Pendant une après-midi animée par Sonia Artinian-Fredou, CEO de FIND, chercheurs, entreprises industrielles innovantes, ingénieurs, architectes et acteurs publics ont exploré les voies possibles d’un passage du durable au régénératif.
Repenser la valeur face aux limites planétaires
La keynote d’ouverture de Kateryna Kuzmenko, Responsable Conseil ESG et Développement Durable chez Colliers, a posé le cadre : nous vivons dans un monde qui a déjà franchi la plupart de ses limites planétaires. Dans ce contexte, la régénération ne peut se réduire à une nouvelle itération de la durabilité. Elle insiste sur le fait que régénérer consiste à reconnecter la production aux territoires, à concevoir des systèmes qui restaurent plus qu’ils ne dégradent, et à réinventer la manière dont la chaîne de valeur immobilière et construction définit la performance.

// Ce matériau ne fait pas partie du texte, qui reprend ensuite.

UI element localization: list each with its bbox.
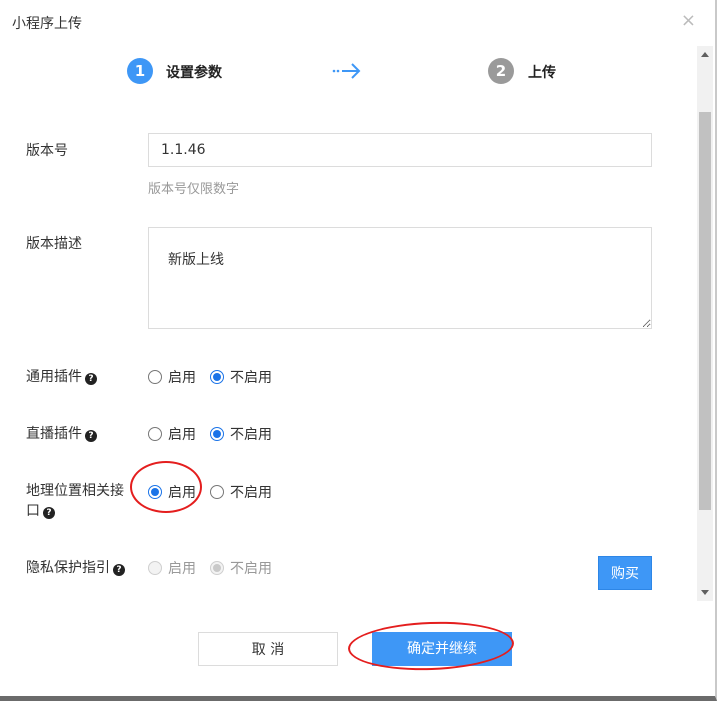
privacy-enable-option: 启用 [148,558,196,578]
scrollbar-thumb[interactable] [699,112,711,510]
description-label: 版本描述 [26,236,82,252]
radio-button[interactable] [148,370,162,384]
live-plugin-radio-group: 启用 不启用 [148,424,286,444]
general-plugin-enable-option[interactable]: 启用 [148,367,196,387]
radio-button[interactable] [210,427,224,441]
step-1-circle: 1 [127,58,153,84]
radio-label: 不启用 [230,427,272,443]
privacy-radio-group: 启用 不启用 [148,558,286,578]
version-input[interactable] [148,133,652,167]
radio-label: 启用 [168,561,196,577]
step-indicator: 1 设置参数 2 上传 [0,58,697,86]
radio-label: 不启用 [230,370,272,386]
radio-button[interactable] [210,370,224,384]
description-textarea[interactable]: 新版上线 [148,227,652,329]
radio-button [210,561,224,575]
version-hint: 版本号仅限数字 [148,182,240,197]
cancel-button[interactable]: 取 消 [198,632,338,666]
radio-label: 启用 [168,370,196,386]
radio-label: 启用 [168,485,196,501]
version-label: 版本号 [26,143,68,159]
help-icon[interactable]: ? [85,430,97,442]
geo-api-disable-option[interactable]: 不启用 [210,482,272,502]
general-plugin-label: 通用插件? [26,367,97,387]
live-plugin-enable-option[interactable]: 启用 [148,424,196,444]
radio-button[interactable] [210,485,224,499]
general-plugin-radio-group: 启用 不启用 [148,367,286,387]
step-2-circle: 2 [488,58,514,84]
confirm-continue-button[interactable]: 确定并继续 [372,632,512,666]
live-plugin-label-text: 直播插件 [26,426,82,442]
live-plugin-label: 直播插件? [26,424,97,444]
buy-button[interactable]: 购买 [598,556,652,590]
upload-dialog: 小程序上传 × 1 设置参数 2 上传 版本号 版本号仅限数字 版本描述 新版上… [0,0,717,701]
help-icon[interactable]: ? [43,507,55,519]
geo-api-enable-option[interactable]: 启用 [148,482,196,502]
scroll-up-arrow-icon[interactable] [701,52,709,57]
general-plugin-disable-option[interactable]: 不启用 [210,367,272,387]
live-plugin-disable-option[interactable]: 不启用 [210,424,272,444]
help-icon[interactable]: ? [85,373,97,385]
dotted-arrow-right-icon [332,63,361,79]
radio-label: 不启用 [230,485,272,501]
geo-api-label-line2: 口 [26,503,40,519]
step-2-label: 上传 [528,65,556,81]
radio-button[interactable] [148,485,162,499]
privacy-disable-option: 不启用 [210,558,272,578]
help-icon[interactable]: ? [113,564,125,576]
general-plugin-label-text: 通用插件 [26,369,82,385]
geo-api-label: 地理位置相关接 口? [26,481,124,521]
radio-label: 不启用 [230,561,272,577]
privacy-label: 隐私保护指引? [26,558,125,578]
radio-label: 启用 [168,427,196,443]
radio-button[interactable] [148,427,162,441]
privacy-label-text: 隐私保护指引 [26,560,110,576]
scroll-down-arrow-icon[interactable] [701,590,709,595]
close-icon[interactable]: × [681,12,696,30]
geo-api-label-line1: 地理位置相关接 [26,483,124,499]
step-1-label: 设置参数 [166,65,222,81]
dialog-title: 小程序上传 [12,16,82,32]
geo-api-radio-group: 启用 不启用 [148,482,286,502]
radio-button [148,561,162,575]
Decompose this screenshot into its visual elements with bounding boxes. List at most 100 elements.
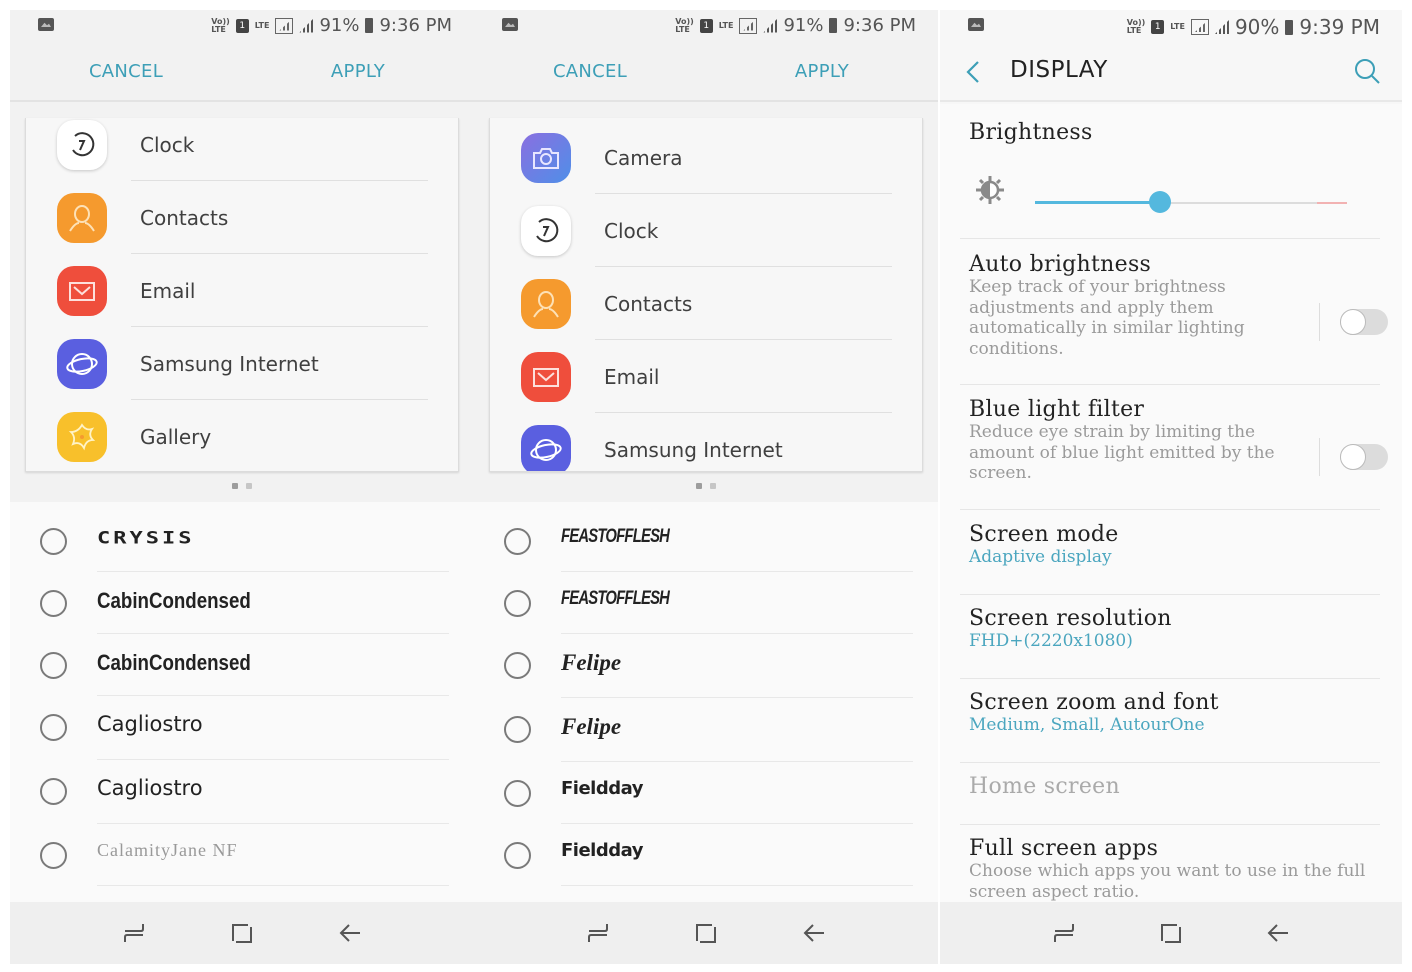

Matériaux : un foisonnement d’innovations, une adoption en marche
La première séquence réunissait Céline Florence, Responsable de la Chaire Ingénierie des Bétons de l’ESTP; Nora Gherbi, Représentante France de Strong by Form, Fondatrice de WHo CAREs !? Chronicles et des Principes d’Intelligence Environnementale; Benoît Gueguen, Directeur Agence Gros Œuvre pour le Groupe Legendre; Jean-Christophe Trassard, Directeur marketing de l’innovation durable chez Ecocem.
Tous constatent la même dynamique : les solutions sont nombreuses — béton bas carbone, microstructures bio-inspirées, terre crue, isolants biosourcés, assemblages hybrides… L’enjeu est désormais de les intégrer dès l’amont, de repenser les responsabilités, d’assumer des cycles courts d’expérimentation et de répliquer plutôt que démontrer au cas par cas.
La transition ne peut toutefois reposer sur la seule technique : elle exige un récit collectif qui redonne du sens à la construction et à son rôle social, ainsi qu’une transformation des pratiques — standards, logistique, formation, assurances.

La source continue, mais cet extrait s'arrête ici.